Tiddles has expressed concern https://www.cbsnews.com/news/yuval-harari-sapiens-60-minutes-2021-10-29/ that in an AI data-gathering world humans are ‘hackable’, can be manipulated more comprehensively than ever before. Is this not the WEF’s plan, to design an environment full of blandly contented Stepford https://en.wikipedia.org/wiki/The_Stepford_Wives  people? Isn’t this what the Chinese are up to with their ‘social credit’ system https://www.businessinsider.com/china-social-credit-system-punishments-and-rewards-explained-2018-4?r=US&IR=T , intended to nudge their citizens relentlessly towards absolute conformity with the CCP’s commandments? What is the point of creating a perfect world, but not for us as we have previously and in differing ways understood ourselves?

The resistance to this nightmare heaven may have to come from the irrational, the superstitious, the emotional, the capricious, violent, stupid, human-hearted humans.

Dig your claws in, Tiddles, and leap off Schwab’s lap.

12 comments:

A K Haart said...

Moral laws bring order out of chaos as does religion, so morally we should assume Tiddles has mange and treat him accordingly. Certainly no stroking.

Sackerson said...

'Manger danger'!

Paddington said...

Matt Dillahunty and Sam Harris has shown quite clearly that the Judeo-Christian version of morality is most certainly not objective, given that it is clearly derived from the whims of a capricious God, and changes repeatedly.
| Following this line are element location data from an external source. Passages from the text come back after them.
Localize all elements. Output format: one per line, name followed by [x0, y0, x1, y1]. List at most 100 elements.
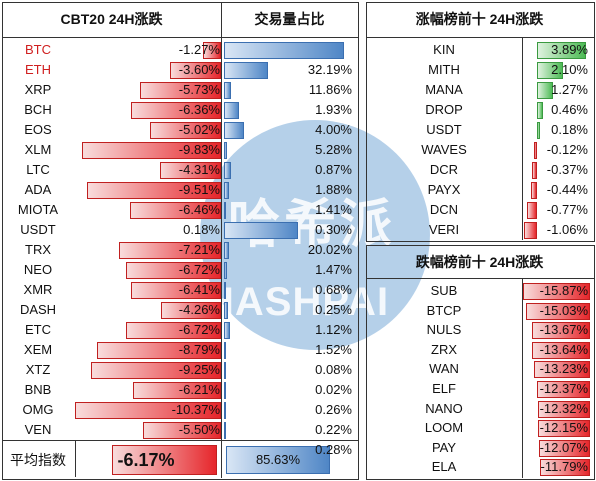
change-bar: [526, 303, 590, 320]
coin-name: USDT: [426, 122, 462, 137]
table-row: ETH -3.60% 11.86%: [2, 60, 357, 97]
table-row: OMG -10.37% 0.22%: [2, 400, 357, 437]
coin-name: XEM: [23, 342, 53, 357]
change-value: -5.50%: [178, 422, 220, 437]
coin-name: DROP: [425, 102, 463, 117]
table-row: ADA -9.51% 1.41%: [2, 180, 357, 217]
coin-name: NEO: [23, 262, 53, 277]
change-bar: [143, 422, 221, 439]
table-row: PAYX -0.44%: [366, 180, 593, 200]
table-row: ZRX -13.64%: [366, 340, 593, 360]
header-divider: [2, 37, 358, 38]
change-value: -1.27%: [178, 42, 220, 57]
coin-name: OMG: [22, 402, 54, 417]
change-bar: [537, 102, 543, 119]
change-bar: [140, 82, 221, 99]
volume-bar: [224, 102, 239, 119]
table-row: USDT 0.18% 20.02%: [2, 220, 357, 257]
coin-name: PAYX: [427, 182, 461, 197]
change-bar: [131, 282, 221, 299]
change-value: 0.46%: [551, 102, 588, 117]
coin-name: LTC: [26, 162, 50, 177]
coin-name: LOOM: [424, 420, 464, 435]
coin-name: ETC: [25, 322, 51, 337]
change-value: -0.37%: [546, 162, 588, 177]
change-bar: [170, 62, 221, 79]
coin-name: ELA: [431, 459, 457, 474]
coin-name: ELF: [432, 381, 456, 396]
change-value: -9.83%: [178, 142, 220, 157]
change-value: -11.79%: [540, 459, 588, 474]
change-value: -0.44%: [546, 182, 588, 197]
table-row: MANA 1.27%: [366, 80, 593, 100]
change-bar: [537, 42, 586, 59]
volume-value: 0.08%: [315, 362, 352, 377]
volume-value: 32.19%: [307, 62, 352, 77]
change-value: -15.87%: [539, 283, 588, 298]
coin-name: XRP: [24, 82, 52, 97]
table-row: WAVES -0.12%: [366, 140, 593, 160]
volume-bar: [224, 422, 226, 439]
table-row: MITH 2.10%: [366, 60, 593, 80]
change-value: -3.60%: [178, 62, 220, 77]
change-bar: [130, 202, 221, 219]
coin-name: BTC: [25, 42, 51, 57]
volume-value: 1.93%: [315, 102, 352, 117]
header-gainers: 涨幅榜前十 24H涨跌: [415, 11, 544, 27]
change-bar: [82, 142, 221, 159]
volume-bar: [224, 382, 226, 399]
table-row: VEN -5.50% 0.28%: [2, 420, 357, 457]
footer-row: 平均指数 -6.17% 85.63%: [2, 440, 357, 477]
table-row: XLM -9.83% 0.87%: [2, 140, 357, 177]
table-row: MIOTA -6.46% 0.30%: [2, 200, 357, 237]
coin-name: NULS: [426, 322, 462, 337]
change-value: -10.37%: [171, 402, 220, 417]
coin-name: TRX: [25, 242, 51, 257]
change-value: -0.77%: [546, 202, 588, 217]
change-value: 0.18%: [551, 122, 588, 137]
header-cbt20-change: CBT20 24H涨跌: [60, 11, 163, 27]
volume-value: 1.88%: [315, 182, 352, 197]
table-row: DCN -0.77%: [366, 200, 593, 220]
volume-bar: [224, 302, 228, 319]
change-bar: [540, 459, 590, 476]
change-bar: [534, 142, 537, 159]
change-value: -12.07%: [539, 440, 588, 455]
change-bar: [97, 342, 221, 359]
footer-change-bar: [112, 445, 217, 475]
header-losers: 跌幅榜前十 24H涨跌: [415, 254, 544, 270]
coin-name: EOS: [24, 122, 52, 137]
change-bar: [527, 202, 537, 219]
coin-name: BTCP: [426, 303, 462, 318]
coin-name: KIN: [433, 42, 455, 57]
change-bar: [538, 401, 590, 418]
change-value: -9.51%: [178, 182, 220, 197]
change-bar: [161, 302, 221, 319]
coin-name: DCR: [429, 162, 459, 177]
volume-bar: [224, 402, 226, 419]
table-row: LOOM -12.15%: [366, 418, 593, 438]
volume-bar: [224, 322, 230, 339]
volume-bar: [224, 62, 268, 79]
change-bar: [91, 362, 221, 379]
change-bar: [203, 42, 221, 59]
change-value: -5.73%: [178, 82, 220, 97]
change-value: -9.25%: [178, 362, 220, 377]
volume-value: 0.28%: [315, 442, 352, 457]
header-volume-share: 交易量占比: [254, 11, 325, 27]
change-bar: [532, 342, 590, 359]
coin-name: NANO: [425, 401, 463, 416]
change-bar: [87, 182, 221, 199]
change-value: -1.06%: [546, 222, 588, 237]
change-value: -15.03%: [539, 303, 588, 318]
volume-bar: [224, 142, 227, 159]
volume-value: 0.02%: [315, 382, 352, 397]
change-bar: [524, 222, 537, 239]
change-value: 2.10%: [551, 62, 588, 77]
change-bar: [532, 162, 537, 179]
coin-name: ZRX: [431, 342, 457, 357]
change-bar: [537, 62, 563, 79]
coin-name: ADA: [24, 182, 52, 197]
change-value: -6.72%: [178, 262, 220, 277]
change-value: -0.12%: [546, 142, 588, 157]
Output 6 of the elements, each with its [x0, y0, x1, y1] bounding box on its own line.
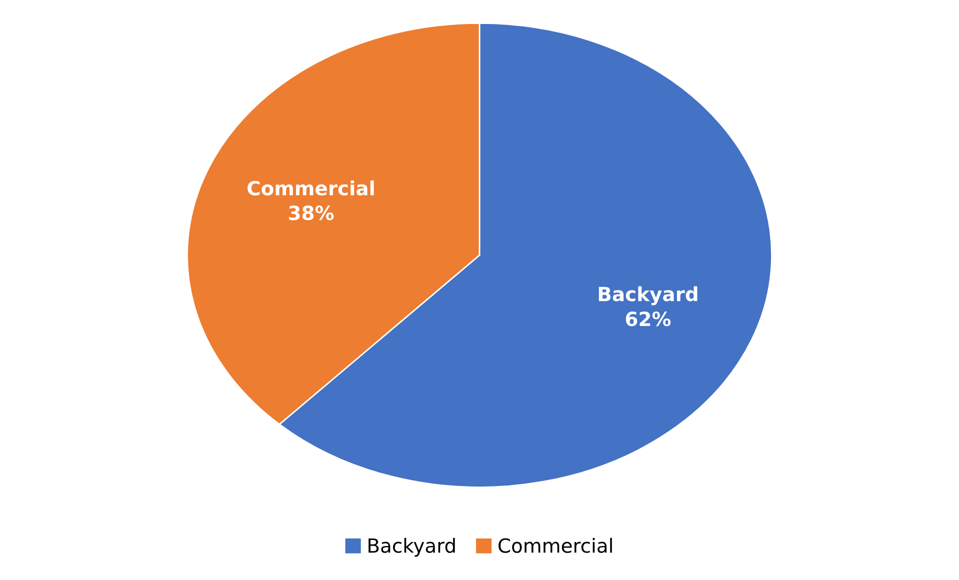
data-label: 38%	[289, 206, 334, 220]
data-label: 62%	[626, 312, 671, 326]
slice-label: Commercial	[248, 180, 374, 196]
legend-label: Backyard	[368, 538, 455, 557]
slice-label: Backyard	[598, 286, 698, 306]
legend-label: Commercial	[498, 538, 612, 553]
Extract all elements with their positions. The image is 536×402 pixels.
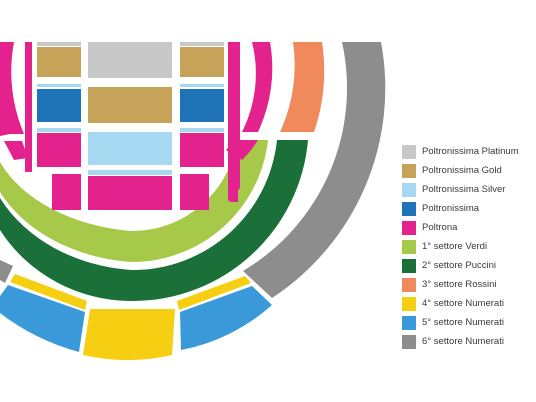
legend-swatch [402,277,416,292]
poltronissima-right[interactable] [180,89,224,122]
legend-label: 2° settore Puccini [422,260,497,271]
legend-item: Poltronissima Platinum [402,142,534,161]
gold-top-left[interactable] [37,47,81,77]
legend-swatch [402,334,416,349]
legend-item: 1° settore Verdi [402,237,534,256]
sector-1-verdi[interactable] [0,140,268,263]
platinum-strip-left[interactable] [37,42,81,46]
legend-label: 1° settore Verdi [422,241,488,252]
sector-6-numerati[interactable] [243,42,386,298]
legend-label: Poltronissima Platinum [422,146,519,157]
seating-chart [0,42,386,361]
legend-swatch [402,201,416,216]
poltrona-left-band[interactable] [0,42,24,136]
sector-5-right-block[interactable] [180,286,272,350]
platinum-top-center[interactable] [88,42,172,78]
legend-swatch [402,182,416,197]
legend-swatch [402,144,416,159]
poltronissima-left[interactable] [37,89,81,122]
legend-item: 6° settore Numerati [402,332,534,351]
legend-item: Poltronissima Gold [402,161,534,180]
legend-swatch [402,296,416,311]
legend-label: 3° settore Rossini [422,279,497,290]
sector-4-center-block[interactable] [83,309,175,361]
poltrona-mid-left[interactable] [37,133,81,167]
sector-3-rossini[interactable] [280,42,325,132]
gold-top-right[interactable] [180,47,224,77]
legend: Poltronissima Platinum Poltronissima Gold… [402,142,534,351]
silver-strip-left-2[interactable] [37,128,81,132]
silver-strip-right[interactable] [180,84,224,87]
legend-label: 6° settore Numerati [422,336,504,347]
legend-item: 4° settore Numerati [402,294,534,313]
legend-label: Poltronissima Gold [422,165,502,176]
sector-4-left-edge[interactable] [10,274,87,310]
poltrona-right-band[interactable] [242,42,273,132]
poltrona-low-right[interactable] [180,174,209,210]
poltrona-low-center[interactable] [88,176,172,210]
legend-item: Poltrona [402,218,534,237]
platinum-strip-right[interactable] [180,42,224,46]
silver-strip-right-2[interactable] [180,128,224,132]
legend-label: Poltrona [422,222,458,233]
legend-swatch [402,220,416,235]
legend-swatch [402,239,416,254]
legend-swatch [402,258,416,273]
poltrona-low-left[interactable] [52,174,81,210]
poltrona-mid-right[interactable] [180,133,224,167]
sector-2-puccini[interactable] [0,140,308,302]
legend-swatch [402,315,416,330]
legend-item: 2° settore Puccini [402,256,534,275]
legend-label: Poltronissima [422,203,480,214]
legend-label: 5° settore Numerati [422,317,504,328]
poltrona-inner-right[interactable] [228,42,240,202]
poltrona-col-left[interactable] [25,42,32,172]
sector-4-right-edge[interactable] [177,276,251,310]
legend-label: Poltronissima Silver [422,184,506,195]
sector-6-left-piece[interactable] [0,260,13,283]
legend-label: 4° settore Numerati [422,298,504,309]
legend-item: Poltronissima Silver [402,180,534,199]
silver-strip-center-low[interactable] [88,170,172,175]
legend-item: Poltronissima [402,199,534,218]
poltrona-left-lower[interactable] [4,141,28,160]
silver-center[interactable] [88,132,172,165]
legend-swatch [402,163,416,178]
gold-center[interactable] [88,87,172,123]
silver-strip-left[interactable] [37,84,81,87]
legend-item: 5° settore Numerati [402,313,534,332]
legend-item: 3° settore Rossini [402,275,534,294]
sector-5-left-block[interactable] [0,285,85,352]
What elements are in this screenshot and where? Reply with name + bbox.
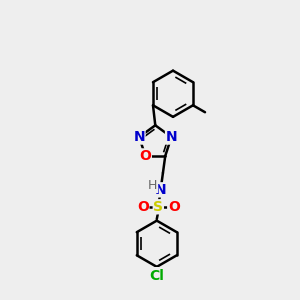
Text: O: O <box>168 200 180 214</box>
Text: N: N <box>155 183 167 197</box>
Text: S: S <box>153 200 163 214</box>
Text: O: O <box>137 200 149 214</box>
Text: N: N <box>166 130 177 144</box>
Text: Cl: Cl <box>149 269 164 283</box>
Text: H: H <box>148 179 158 193</box>
Text: O: O <box>140 149 151 163</box>
Text: N: N <box>134 130 145 144</box>
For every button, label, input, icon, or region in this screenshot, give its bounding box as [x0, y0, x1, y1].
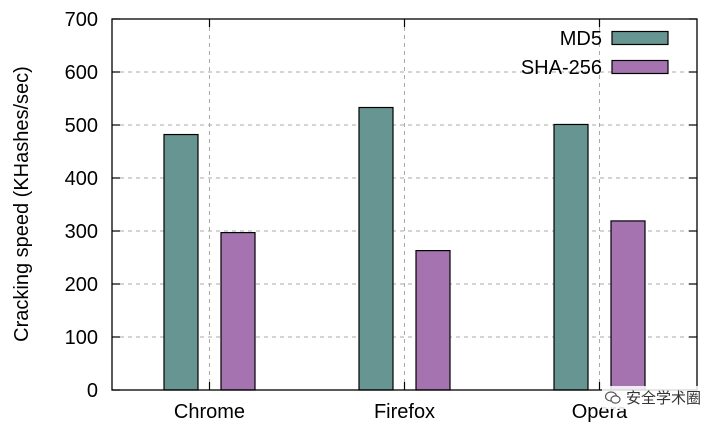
y-tick-label: 500	[65, 115, 98, 137]
y-tick-label: 300	[65, 221, 98, 243]
bar-sha-256-opera	[610, 220, 646, 391]
y-axis-title: Cracking speed (KHashes/sec)	[11, 66, 33, 342]
legend-swatch	[611, 59, 669, 75]
x-tick-label: Firefox	[374, 401, 435, 423]
legend-label: MD5	[560, 28, 602, 50]
bars	[163, 106, 646, 391]
wechat-icon	[604, 390, 621, 404]
y-tick-label: 700	[65, 9, 98, 31]
legend-swatch	[611, 30, 669, 46]
grid	[112, 19, 697, 390]
y-tick-label: 200	[65, 274, 98, 296]
watermark: 安全学术圈	[601, 386, 704, 409]
bar-sha-256-firefox	[415, 250, 451, 391]
x-tick-label: Chrome	[174, 401, 245, 423]
bar-md5-firefox	[358, 106, 394, 391]
bar-md5-opera	[553, 123, 589, 391]
bar-sha-256-chrome	[220, 231, 256, 391]
y-tick-label: 100	[65, 327, 98, 349]
y-tick-label: 0	[87, 380, 98, 402]
legend: MD5 SHA-256	[521, 28, 669, 79]
y-tick-label: 600	[65, 62, 98, 84]
legend-label: SHA-256	[521, 57, 602, 79]
y-tick-label: 400	[65, 168, 98, 190]
bar-md5-chrome	[163, 133, 199, 391]
watermark-text: 安全学术圈	[625, 389, 701, 407]
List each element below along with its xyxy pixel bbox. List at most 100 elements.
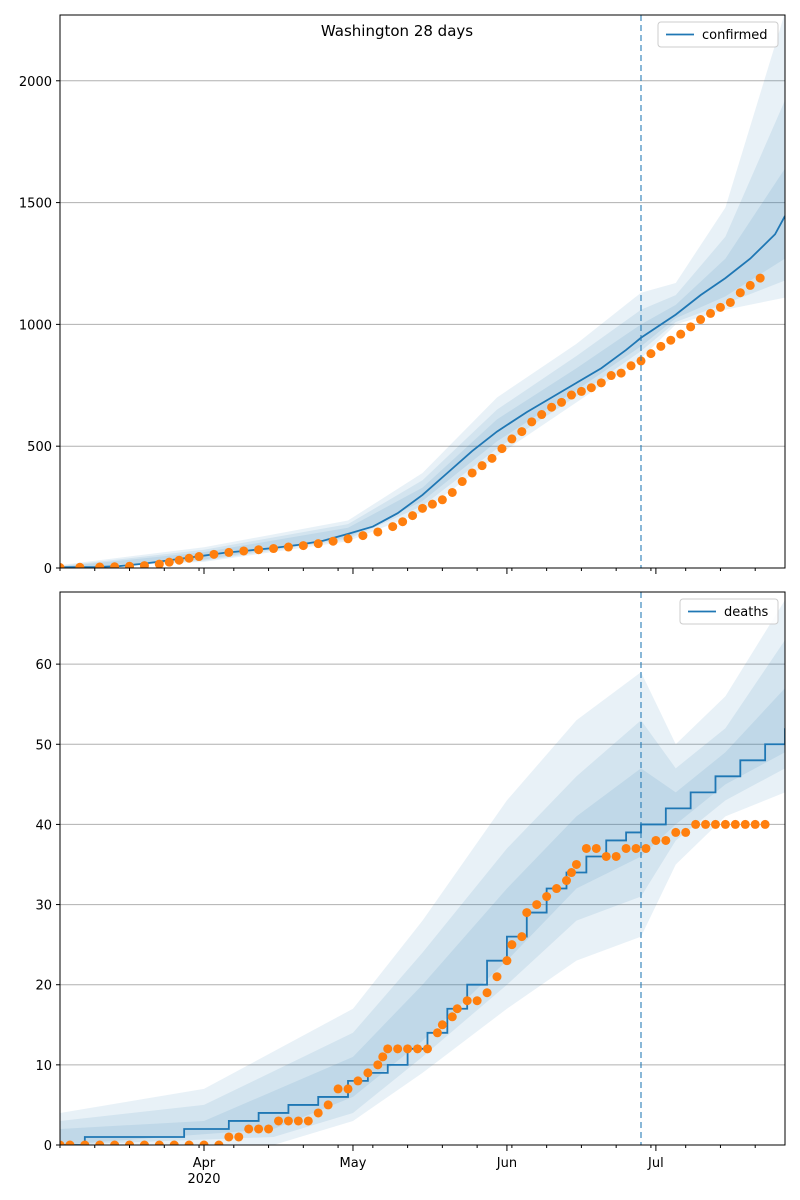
observed-point [343,1084,353,1094]
y-tick-label: 500 [27,440,52,455]
observed-point [60,1140,65,1145]
observed-point [358,531,368,541]
observed-point [125,1140,135,1145]
observed-point [576,386,586,396]
observed-point [482,988,492,998]
observed-point [283,1116,293,1126]
y-tick-label: 50 [35,738,52,753]
observed-point [139,1140,149,1145]
observed-point [264,1124,274,1134]
observed-point [492,972,502,982]
observed-point [691,819,701,829]
observed-point [169,1140,179,1145]
observed-point [467,468,477,478]
observed-point [283,542,293,552]
observed-point [437,495,447,505]
observed-point [313,539,323,549]
observed-point [710,819,720,829]
observed-point [343,534,353,544]
observed-point [75,562,85,568]
observed-point [517,932,527,942]
observed-point [437,1020,447,1030]
observed-point [591,843,601,853]
observed-point [601,851,611,861]
observed-point [139,561,149,568]
observed-point [323,1100,333,1110]
legend-label: deaths [724,605,769,620]
observed-point [333,1084,343,1094]
y-tick-label: 1500 [19,197,52,212]
observed-point [214,1140,224,1145]
observed-point [234,1132,244,1142]
observed-point [566,868,576,878]
observed-point [740,819,750,829]
observed-point [452,1004,462,1014]
y-tick-label: 20 [35,979,52,994]
observed-point [303,1116,313,1126]
x-tick-label: May [340,1156,367,1171]
axes-frame [59,14,786,569]
observed-point [447,1012,457,1022]
observed-point [388,522,398,532]
observed-point [422,1044,432,1054]
observed-point [616,368,626,378]
x-tick-label: Apr [193,1156,216,1171]
x-tick-label: Jul [647,1156,664,1171]
observed-point [686,322,696,332]
observed-point [557,397,567,407]
observed-point [755,273,765,283]
observed-point [110,1140,120,1145]
observed-point [606,371,616,381]
model-line-confirmed [60,215,785,568]
observed-point [273,1116,283,1126]
observed-point [725,297,735,307]
uncertainty-band-middle [60,100,785,568]
observed-point [646,349,656,359]
uncertainty-band-middle [60,640,785,1145]
observed-point [586,383,596,393]
observed-point [706,308,716,318]
observed-point [641,843,651,853]
observed-point [701,819,711,829]
y-tick-label: 0 [44,562,52,577]
observed-point [532,900,542,910]
observed-point [269,544,279,554]
y-tick-label: 1000 [19,318,52,333]
observed-point [671,827,681,837]
observed-point [581,843,591,853]
observed-point [730,819,740,829]
observed-point [720,819,730,829]
observed-point [164,557,174,567]
model-line-deaths [60,728,785,1145]
observed-point [378,1052,388,1062]
observed-point [174,555,184,565]
uncertainty-band-inner [60,688,785,1145]
observed-point [199,1140,209,1145]
observed-point [626,361,636,371]
observed-point [750,819,760,829]
observed-point [254,545,264,555]
observed-point [472,996,482,1006]
y-tick-label: 60 [35,658,52,673]
observed-point [462,996,472,1006]
observed-point [666,335,676,345]
observed-point [313,1108,323,1118]
chart-title: Washington 28 days [321,22,473,40]
observed-point [408,511,418,521]
observed-point [522,908,532,918]
observed-point [477,461,487,471]
observed-point [457,477,467,487]
observed-point [507,434,517,444]
observed-point [656,341,666,351]
observed-point [562,876,572,886]
observed-point [224,1132,234,1142]
observed-point [125,561,135,568]
observed-point [254,1124,264,1134]
observed-point [715,302,725,312]
observed-point [383,1044,393,1054]
confirmed-chart-panel: 0 500 1000 1500 2000 confirmed [19,14,786,577]
observed-point [373,527,383,537]
observed-point [224,547,234,557]
observed-point [432,1028,442,1038]
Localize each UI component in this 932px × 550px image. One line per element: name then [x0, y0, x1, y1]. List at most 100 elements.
'Thou shalt not kill, but go and exterminate those tribes over there'.

Sackerson said...

@P: I interpret that as 'thou shalt not commit murder (of one of your own kind)'.

Paddington said...

@Sackerson - then that takes it to the same psychopathic behaviour that you mentioned in your own piece. Sadly, all too many outspoken 'Christians' in the US do this with their rules, which only apply to everyone else.

Sackerson said...

It's the 'morality' of war. It's always all right to kill 'them.'

Paddington said...

@Sackerson - that is human rationalization, not the absolute morality of a superior being.

Sackerson said...

It's not even rationalisation, it's just killer ape instinct. The last six Commandments are not about relations with foreigners but about social behaviour within the Jewish community.

Paddington said...

@Sackerson - So, not the word of God? How do we tell which are the words of men in the Bible, then?

Sackerson said...

German theologians started to do that in the nineteenth century and got into a tangle.

Paddington said...

@Sackerson - Yes they did indeed. Poor Germans read the Bible in the vernacular, and deduced (correctly, in my opinion), that the pronouncements attributed to Jesus indicated and egalitarian society. This caused many revolts, and horrified Luther, who had assumed that reading the Bible would lead to everyone coming to the same conclusion.

Paddington said...

@Sackerson - I clearly did not parse 'nineteenth century'.